Primeiro, algum ministro teria que acompanhar a absolvição trazida por Fux para se chegar aos dois votos necessários para a interposição de embargos infringentes, conforme jurisprudência construída no julgamento de Paulo Maluf por crime de lavagem de dinheiro e reafirmada em julgados do 8 de Janeiro.

Depois, o recurso dos advogados de Bolsonaro teria que ser aceito pelo relator. Se Moraes não o acolher, a defesa pode recorrer por meio de um agravo a todos os ministros da 1ª Turma, que podem aceitar ou não a ida para o plenário.

Porém, dada a tradição de reviravoltas políticas no país, não se pode descartar totalmente que alguma manobra futura venha a driblar as restrições. Ainda que visivelmente não haja boa vontade da Corte com Bolsonaro, a pressão política crescente, e agora reforçada por um membro do STF, eleva os riscos de cenários alternativos se materializarem, embora não pareça o mais provável.

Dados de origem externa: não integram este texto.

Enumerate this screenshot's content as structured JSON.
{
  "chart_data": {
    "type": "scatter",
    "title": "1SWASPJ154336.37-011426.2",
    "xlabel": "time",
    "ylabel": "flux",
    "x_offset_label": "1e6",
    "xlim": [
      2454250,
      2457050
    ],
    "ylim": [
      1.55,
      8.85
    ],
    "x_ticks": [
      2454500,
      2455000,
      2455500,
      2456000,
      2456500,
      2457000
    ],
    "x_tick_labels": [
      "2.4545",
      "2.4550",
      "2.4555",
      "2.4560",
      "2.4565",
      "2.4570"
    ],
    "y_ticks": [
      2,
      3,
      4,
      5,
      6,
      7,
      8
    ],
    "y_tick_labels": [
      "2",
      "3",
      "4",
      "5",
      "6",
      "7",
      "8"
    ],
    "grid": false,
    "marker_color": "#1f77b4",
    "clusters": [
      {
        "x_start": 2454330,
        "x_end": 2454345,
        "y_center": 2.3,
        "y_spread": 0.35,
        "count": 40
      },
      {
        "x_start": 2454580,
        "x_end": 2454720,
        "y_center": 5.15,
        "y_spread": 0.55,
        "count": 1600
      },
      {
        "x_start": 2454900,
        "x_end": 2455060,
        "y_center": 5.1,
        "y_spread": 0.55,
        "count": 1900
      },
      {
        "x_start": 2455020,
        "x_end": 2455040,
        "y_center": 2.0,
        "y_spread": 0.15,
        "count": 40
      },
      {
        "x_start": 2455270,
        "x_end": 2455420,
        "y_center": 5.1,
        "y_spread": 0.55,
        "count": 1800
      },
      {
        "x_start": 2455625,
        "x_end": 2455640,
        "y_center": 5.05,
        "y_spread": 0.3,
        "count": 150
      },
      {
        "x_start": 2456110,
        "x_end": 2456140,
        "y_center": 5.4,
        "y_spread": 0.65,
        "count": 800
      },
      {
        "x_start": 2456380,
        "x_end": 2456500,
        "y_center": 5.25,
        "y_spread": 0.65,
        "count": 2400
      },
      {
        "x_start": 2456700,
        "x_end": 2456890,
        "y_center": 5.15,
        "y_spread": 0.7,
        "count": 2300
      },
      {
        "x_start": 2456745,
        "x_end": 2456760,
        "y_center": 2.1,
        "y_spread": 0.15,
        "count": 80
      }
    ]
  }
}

Curiosamente, na semana em que as redes bolsonaristas alimentaram discussões sobre a convulsão civil no Nepal, Fux, a despeito da insatisfação que causou em seus colegas, de certa forma gerou alguma esperança do caminho institucional no campo da direita mais radical.

Ligeira piora para a opção Tarcísio

Se, do ponto de vista do discurso, a surpreendente atuação de Fux pareceu alinhada com o tom dado pelo governador de São Paulo, Tarcísio de Freitas, que defendeu enfaticamente Bolsonaro no último domingo, o voto do ministro acaba jogando contra os interesses presidenciáveis de Tarcísio, ao alimentar uma esperança de reviravolta em favor do ex-presidente.

Com esse voto, certamente serão renovadas as pressões por anistia no Congresso, que ainda não andou efetivamente. E podem ganhar novo gás as pressões para novas ações dos Estados Unidos de Donald Trump contra o Brasil (ou especificamente contra ministros do STF que seguirem Moraes).

Apesar da corrida para que o julgamento se encerre nesta semana, o longo voto de Fux aumentou os riscos de o processo correr para a semana que vem. A ver.